Die Amalienstraße in München ist damit zum neuen Symbol für den Konflikt zwischen autogerechter Stadt und klimafreundlicher Mobilität geworden. Für die einen steht das Vorhaben für eine dringend nötige Verkehrswende, für die anderen für überstürzte Planung ohne Rücksicht auf Anwohnerbedürfnisse. Besonders brisant: Die Straße verbindet Schwabing mit der Maxvorstadt und dient täglich Tausenden Pendler:innen als wichtige Achse. Während die Stadtverwaltung auf Studien verweist, die weniger Lärm und mehr Sicherheit durch die Umgestaltung prognostizieren, fürchten Händler:innen vor Ort Umsatzeinbußen durch schlechtere Erreichbarkeit. Die Diskussion zeigt, wie emotional der Kampf um den öffentlichen Raum in München geführt wird.
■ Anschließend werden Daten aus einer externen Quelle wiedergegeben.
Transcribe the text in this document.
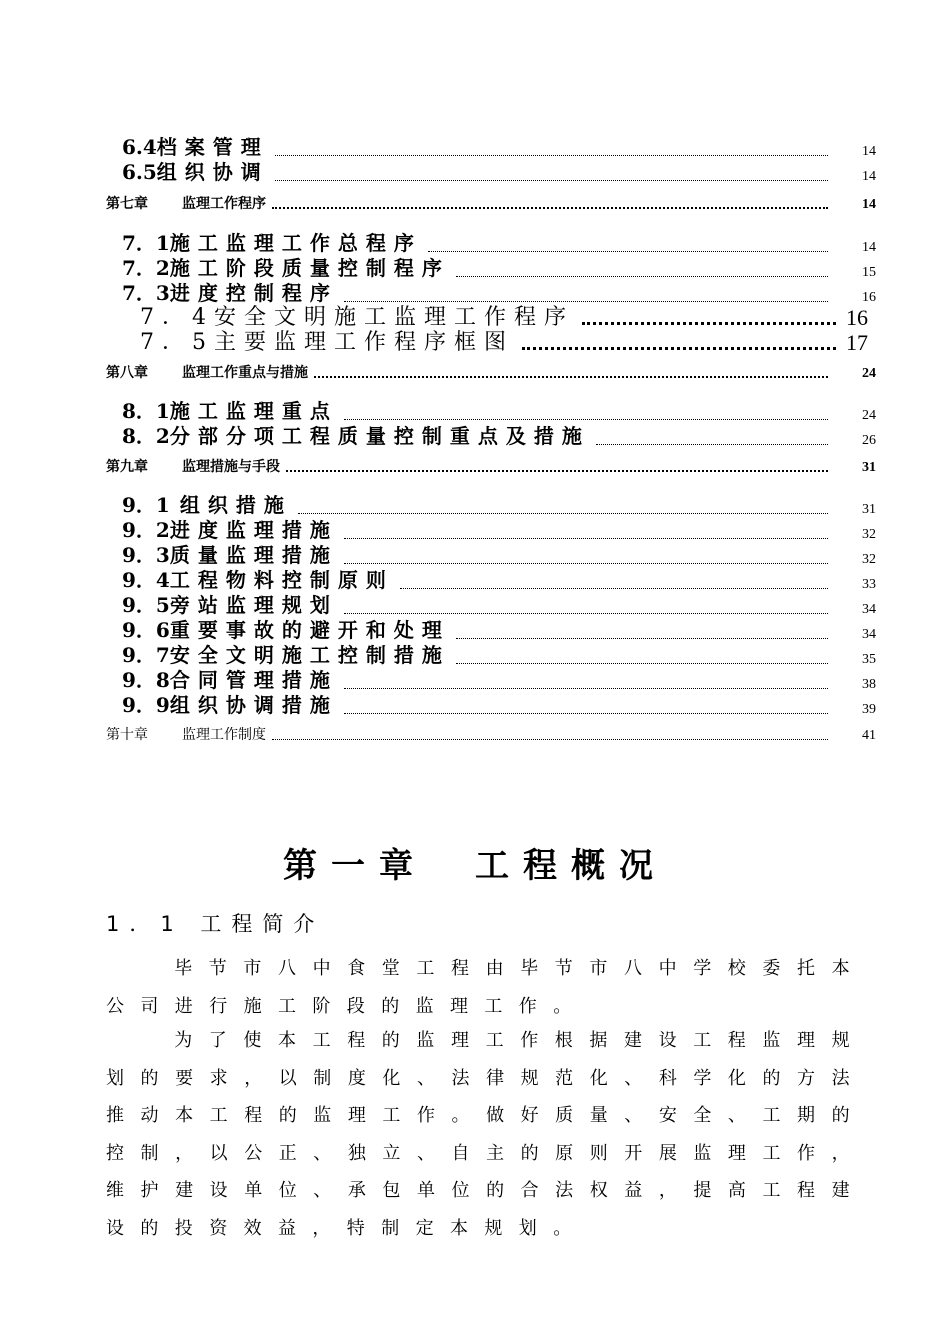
6.4档案管理	14
6.5组织协调	14
第七章 监理工作程序	14
7．1施工监理工作总程序	14
7．2施工阶段质量控制程序	15
7．3进度控制程序	16
7．4安全文明施工监理工作程序	16
7．5主要监理工作程序框图	17
第八章 监理工作重点与措施	24
8．1施工监理重点	24
8．2分部分项工程质量控制重点及措施	26
第九章 监理措施与手段	31
9．1 组织措施	31
9．2进度监理措施	32
9．3质量监理措施	32
9．4工程物料控制原则	33
9．5旁站监理规划	34
9．6重要事故的避开和处理	34
9．7安全文明施工控制措施	35
9．8合同管理措施	38
9．9组织协调措施	39
第十章 监理工作制度	41
第一章　工程概况
1．1 工程简介
毕节市八中食堂工程由毕节市八中学校委托本公司进行施工阶段的监理工作。
为了使本工程的监理工作根据建设工程监理规划的要求，以制度化、法律规范化、科学化的方法推动本工程的监理工作。做好质量、安全、工期的控制，以公正、独立、自主的原则开展监理工作，维护建设单位、承包单位的合法权益，提高工程建设的投资效益，特制定本规划。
Jahrzehntelanger Streit um Münchens Verkehrswende
Seit den 1980er-Jahren tobt in München ein zäher Machtkampf um die Verkehrswende – und die Amalienstraße steht dabei symbolisch für die unversöhnlichen Fronten. Radaktivisten fordern seit Jahrzehnten konsequente Umverteilungen des Straßenraums, während Autofahrerverbände und Teile der Wirtschaft jede Einschränkung des motorisierten Individualverkehrs als Angriff auf die Stadtentwicklung brandmarken. Allein zwischen 2010 und 2023 blockierten Klagen von Anwohnerinitiativen und Händlern fünf größere Radwegeprojekte im Stadtzentrum, darunter die geplante Fahrradstraße in der Schellingstraße, die nach acht Jahren Rechtsstreit schließlich als Kompromisslösung mit shared space umgesetzt wurde.
Laut einer Studie des Verkehrsclubs Deutschland (VCD) aus 2022 verursachen verschleppte Radinfrastrukturprojekte in München jährlich:
- 2,8 Mio. Euro zusätzliche Staukosten durch unnötigen Autoverkehr
- 1.200 vermeidbare Unfälle mit Radfahrenden
- 3.500 Tonnen CO₂, die durch fehlende Alternativen zum Auto entstehen
Der Streit eskalierte besonders 2017, als der Stadtrat erstmals ein flächendeckendes Netz aus Fahrradstraßen beschloss – doch die Umsetzung scheiterte an Detailfragen: Sollten Anwohner parkberechtigt bleiben? Dürfen Lieferfahrzeuge die Straßen nutzen? Selbst scheinbar technische Debatten wie die Breite der Markierungen (1,50 m vs. 2,00 m) entwickelten sich zu politischen Grabenkämpfen. Verkehrsexperten kritisieren, dass München im Vergleich zu Kopenhagen oder Utrecht zwar ambitionierte Pläne vorlege, diese aber in der Praxis an deutschen Bürokratiehürden und Klagefluten zerbröseln.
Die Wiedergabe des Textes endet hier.